The drawback however, is that by constraining themselves to simpler data models, they’ve pushed complexity up the stack. So if you have data with a non-trivial structure, then you have to compensate for a simple data model by adding more complex functionality in the upper layers. ⁴

Document databases and graph databases, on the other hand, have opted for richer data models. This means that they have more powerful abstractions that make it easy to model both simple and complex domains. But these richer data models introduce more coupling of data and therefore it’s more challenging to get them to scale to size.

Size matters (but you’re not Google so complexity matters more)

Now, size gets a lot of attention because scaling out to hundreds of machines is very sexy. But here’s the kicker: the majority of the use cases out there don’t need to store hundreds of billions of objects and scale out to truckloads of machines.

At the end of the day, there are only so many projects of Amazon and Google scale out there. A lot of projects fit within a couple of BILLIONS of objects. For most people, it’s a lot more important to have a rich data model that lends itself to easily represent their domain.

Ben Scofield of Viget Labs expresses it eloquently in NoSQL Misconceptions:

‘… there’s a lot more to NoSQL than just performance and scaling. Most importantly (for me, at least) is that NoSQL DBs often provide better substrates for modeling business domains. I’ve spent more than two years struggling to map just part of the comic book business onto MySQL, for instance, where something like a graph database would be a vastly better fit.’

Choose your hammer wisely

It’s important to note that these data models are all isomorphic. Which is a fancy way of saying that you can express all datasets in either one of them. For example, you can decompose any data into a collection of key-value pairs.

But that’s a bit like claiming you can write any program in any Turing complete programming language: sure, it’s true in theory but just because you can doesn’t mean that you should. In practice, there’s a bunch of programming languages that are a poor fit for many use cases and the same is true of data models.

I think it’s clear that we’re rapidly moving beyond the era of the One Size Fits All database.

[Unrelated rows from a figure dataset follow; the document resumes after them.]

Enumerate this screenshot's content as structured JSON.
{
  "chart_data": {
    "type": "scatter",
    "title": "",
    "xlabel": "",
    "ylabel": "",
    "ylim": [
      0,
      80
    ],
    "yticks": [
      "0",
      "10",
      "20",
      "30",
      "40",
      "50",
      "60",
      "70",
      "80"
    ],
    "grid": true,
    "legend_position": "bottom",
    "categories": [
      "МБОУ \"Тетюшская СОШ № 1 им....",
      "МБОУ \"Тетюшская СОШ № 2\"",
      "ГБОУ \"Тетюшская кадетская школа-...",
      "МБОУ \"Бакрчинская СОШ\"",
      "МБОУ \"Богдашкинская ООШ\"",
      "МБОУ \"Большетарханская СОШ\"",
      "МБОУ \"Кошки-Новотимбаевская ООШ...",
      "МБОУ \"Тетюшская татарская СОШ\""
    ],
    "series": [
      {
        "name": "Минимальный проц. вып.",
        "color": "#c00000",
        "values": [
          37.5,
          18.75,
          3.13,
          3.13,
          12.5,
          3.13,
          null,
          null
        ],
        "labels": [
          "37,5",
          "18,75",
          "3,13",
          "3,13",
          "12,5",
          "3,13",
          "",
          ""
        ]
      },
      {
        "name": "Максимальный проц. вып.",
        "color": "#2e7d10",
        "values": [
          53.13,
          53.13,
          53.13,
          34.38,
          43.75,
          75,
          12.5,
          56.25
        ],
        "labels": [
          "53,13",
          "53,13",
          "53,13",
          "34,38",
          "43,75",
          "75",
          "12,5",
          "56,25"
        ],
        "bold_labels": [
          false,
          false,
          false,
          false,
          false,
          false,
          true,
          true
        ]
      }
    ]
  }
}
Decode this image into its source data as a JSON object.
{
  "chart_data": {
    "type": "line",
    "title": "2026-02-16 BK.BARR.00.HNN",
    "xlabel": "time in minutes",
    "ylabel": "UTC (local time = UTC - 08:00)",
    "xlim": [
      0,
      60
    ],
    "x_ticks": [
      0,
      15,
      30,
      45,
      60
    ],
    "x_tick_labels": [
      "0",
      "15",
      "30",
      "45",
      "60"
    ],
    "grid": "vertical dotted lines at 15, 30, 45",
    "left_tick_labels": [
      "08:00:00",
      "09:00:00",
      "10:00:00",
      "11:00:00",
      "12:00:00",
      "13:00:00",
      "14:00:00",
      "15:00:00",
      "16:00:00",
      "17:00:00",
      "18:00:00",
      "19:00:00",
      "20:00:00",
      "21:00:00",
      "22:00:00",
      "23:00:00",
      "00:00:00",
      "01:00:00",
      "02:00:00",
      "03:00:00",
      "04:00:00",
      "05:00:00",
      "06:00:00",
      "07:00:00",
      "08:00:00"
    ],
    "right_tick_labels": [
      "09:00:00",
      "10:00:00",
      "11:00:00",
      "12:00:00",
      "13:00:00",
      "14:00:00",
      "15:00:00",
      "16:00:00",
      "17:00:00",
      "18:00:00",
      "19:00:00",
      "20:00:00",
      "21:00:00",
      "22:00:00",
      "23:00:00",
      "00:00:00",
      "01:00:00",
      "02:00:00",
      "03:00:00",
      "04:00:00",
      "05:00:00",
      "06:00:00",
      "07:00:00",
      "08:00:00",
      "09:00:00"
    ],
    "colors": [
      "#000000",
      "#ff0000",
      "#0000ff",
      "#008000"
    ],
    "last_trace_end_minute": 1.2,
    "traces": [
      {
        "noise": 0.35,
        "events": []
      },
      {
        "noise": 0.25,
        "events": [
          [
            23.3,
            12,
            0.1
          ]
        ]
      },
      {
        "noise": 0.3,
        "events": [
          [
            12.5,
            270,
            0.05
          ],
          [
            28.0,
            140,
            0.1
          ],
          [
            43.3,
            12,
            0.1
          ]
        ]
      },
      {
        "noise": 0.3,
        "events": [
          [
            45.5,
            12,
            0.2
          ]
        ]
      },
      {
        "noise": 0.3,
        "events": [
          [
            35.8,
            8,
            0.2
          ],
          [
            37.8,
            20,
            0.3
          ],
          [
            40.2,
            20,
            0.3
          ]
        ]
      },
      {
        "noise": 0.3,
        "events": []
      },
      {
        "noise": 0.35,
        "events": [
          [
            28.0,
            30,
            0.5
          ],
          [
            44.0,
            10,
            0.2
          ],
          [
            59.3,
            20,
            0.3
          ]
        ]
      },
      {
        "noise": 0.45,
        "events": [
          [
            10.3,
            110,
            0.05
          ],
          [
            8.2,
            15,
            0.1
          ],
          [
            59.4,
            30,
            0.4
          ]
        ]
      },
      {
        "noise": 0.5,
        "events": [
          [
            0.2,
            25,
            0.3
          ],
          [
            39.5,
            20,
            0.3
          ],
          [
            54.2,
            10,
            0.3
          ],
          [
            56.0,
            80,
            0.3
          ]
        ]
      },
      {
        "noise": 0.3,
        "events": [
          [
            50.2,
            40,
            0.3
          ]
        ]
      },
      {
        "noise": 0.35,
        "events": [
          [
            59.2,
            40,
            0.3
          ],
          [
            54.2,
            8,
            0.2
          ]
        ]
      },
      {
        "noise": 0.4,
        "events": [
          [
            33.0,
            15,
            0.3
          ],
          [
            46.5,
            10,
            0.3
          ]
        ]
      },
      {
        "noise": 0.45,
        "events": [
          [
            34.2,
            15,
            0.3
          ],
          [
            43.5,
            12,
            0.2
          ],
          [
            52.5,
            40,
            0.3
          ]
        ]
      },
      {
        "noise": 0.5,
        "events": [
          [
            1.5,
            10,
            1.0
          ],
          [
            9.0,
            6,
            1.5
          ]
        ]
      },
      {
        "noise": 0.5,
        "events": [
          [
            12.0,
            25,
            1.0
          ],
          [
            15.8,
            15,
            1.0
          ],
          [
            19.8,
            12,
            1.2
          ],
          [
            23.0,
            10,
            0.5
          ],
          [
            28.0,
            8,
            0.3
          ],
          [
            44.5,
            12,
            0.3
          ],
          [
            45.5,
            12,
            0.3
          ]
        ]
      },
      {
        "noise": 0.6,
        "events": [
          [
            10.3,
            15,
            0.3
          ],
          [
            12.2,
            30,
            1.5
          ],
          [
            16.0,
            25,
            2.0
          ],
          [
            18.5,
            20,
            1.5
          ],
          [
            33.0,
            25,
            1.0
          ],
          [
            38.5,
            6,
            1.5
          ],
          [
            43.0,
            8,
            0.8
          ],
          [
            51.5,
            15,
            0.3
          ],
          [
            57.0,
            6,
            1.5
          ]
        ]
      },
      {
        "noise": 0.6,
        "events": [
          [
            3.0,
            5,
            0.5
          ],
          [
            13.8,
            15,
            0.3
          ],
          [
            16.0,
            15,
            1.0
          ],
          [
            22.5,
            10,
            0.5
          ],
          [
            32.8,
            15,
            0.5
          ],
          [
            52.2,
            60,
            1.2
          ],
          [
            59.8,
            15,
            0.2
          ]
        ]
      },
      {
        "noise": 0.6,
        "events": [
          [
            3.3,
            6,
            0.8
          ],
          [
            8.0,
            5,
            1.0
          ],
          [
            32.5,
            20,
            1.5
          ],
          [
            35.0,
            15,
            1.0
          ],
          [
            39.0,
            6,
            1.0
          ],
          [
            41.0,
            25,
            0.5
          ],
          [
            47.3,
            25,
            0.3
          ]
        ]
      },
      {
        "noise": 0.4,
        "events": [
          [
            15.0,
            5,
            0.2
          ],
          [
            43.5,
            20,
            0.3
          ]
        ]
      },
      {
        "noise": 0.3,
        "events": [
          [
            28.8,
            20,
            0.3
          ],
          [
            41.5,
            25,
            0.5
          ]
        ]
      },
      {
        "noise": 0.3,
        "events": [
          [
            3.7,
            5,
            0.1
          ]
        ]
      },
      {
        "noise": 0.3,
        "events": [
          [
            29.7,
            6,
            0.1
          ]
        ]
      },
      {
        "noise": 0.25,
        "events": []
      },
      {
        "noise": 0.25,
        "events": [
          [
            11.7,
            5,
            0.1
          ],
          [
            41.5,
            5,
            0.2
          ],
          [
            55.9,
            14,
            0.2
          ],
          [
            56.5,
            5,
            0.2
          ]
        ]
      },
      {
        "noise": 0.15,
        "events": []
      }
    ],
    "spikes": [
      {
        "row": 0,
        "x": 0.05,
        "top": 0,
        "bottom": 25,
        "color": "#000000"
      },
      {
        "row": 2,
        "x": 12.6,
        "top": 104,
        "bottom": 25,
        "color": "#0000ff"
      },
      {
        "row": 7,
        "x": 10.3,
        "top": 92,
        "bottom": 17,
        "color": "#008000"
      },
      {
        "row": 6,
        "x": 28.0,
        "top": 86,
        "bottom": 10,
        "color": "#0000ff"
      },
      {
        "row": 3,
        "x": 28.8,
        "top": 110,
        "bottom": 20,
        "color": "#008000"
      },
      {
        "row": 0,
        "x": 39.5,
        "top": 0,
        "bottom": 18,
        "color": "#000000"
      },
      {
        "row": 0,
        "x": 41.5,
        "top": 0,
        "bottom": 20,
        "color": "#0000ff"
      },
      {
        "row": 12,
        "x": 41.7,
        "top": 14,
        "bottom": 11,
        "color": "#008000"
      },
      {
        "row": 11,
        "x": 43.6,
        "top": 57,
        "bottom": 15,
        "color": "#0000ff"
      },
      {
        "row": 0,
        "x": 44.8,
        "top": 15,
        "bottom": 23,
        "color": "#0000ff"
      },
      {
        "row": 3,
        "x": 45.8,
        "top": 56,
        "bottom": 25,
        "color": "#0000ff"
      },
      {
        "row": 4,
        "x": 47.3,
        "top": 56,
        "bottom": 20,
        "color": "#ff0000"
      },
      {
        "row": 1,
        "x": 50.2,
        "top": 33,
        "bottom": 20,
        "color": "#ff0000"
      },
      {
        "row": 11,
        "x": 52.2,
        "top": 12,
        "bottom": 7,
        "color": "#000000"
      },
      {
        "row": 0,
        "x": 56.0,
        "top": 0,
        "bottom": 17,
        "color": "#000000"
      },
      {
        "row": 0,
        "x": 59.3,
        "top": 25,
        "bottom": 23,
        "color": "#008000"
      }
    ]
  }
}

Whereas in the past you could always trust that any decent-sized app had a relational database as backend, it’s now increasingly about matching your dataset to whatever data model fits best. NOSQL is not No To SQL. NOSQL means Not Only SQL, as in: in the future, our backends will consist of Not Only SQL databases but also key-value stores, graph databases and more.

NOSQL is about choice and picking the right tool for the job. When you look at adding a NOSQL database to your current project, consider your requirements both for scaling to size and for scaling to complexity.

¹ Few developers care whether their RDBMS implementation uses hash joins or nested loop joins.

² Scaling to size and scaling to complexity was introduced (at least to me) in O’Reilly’s Beautiful Data by Toby Segaran and Jeff Hammerbacher. The graph of the various NOSQL data models was first visualized by my friend and colleague Peter Neubauer.

³ Cassandra is actually the first of the ‘second-generation’ NOSQL databases and it combines the decentralized scale out architecture of the Dynamo clones with the data model of BigTable.

⁴ As an analogy, imagine writing any piece of software and the *only* construct you had for storing state was a single global hashtable. No linked lists, no arrays, no structs, no objects. Imagine how much code you’d have to add just to work around that hashtable! Now, a key-value store is basically a distributed hashtable. This is why they have problems with scaling to complexity.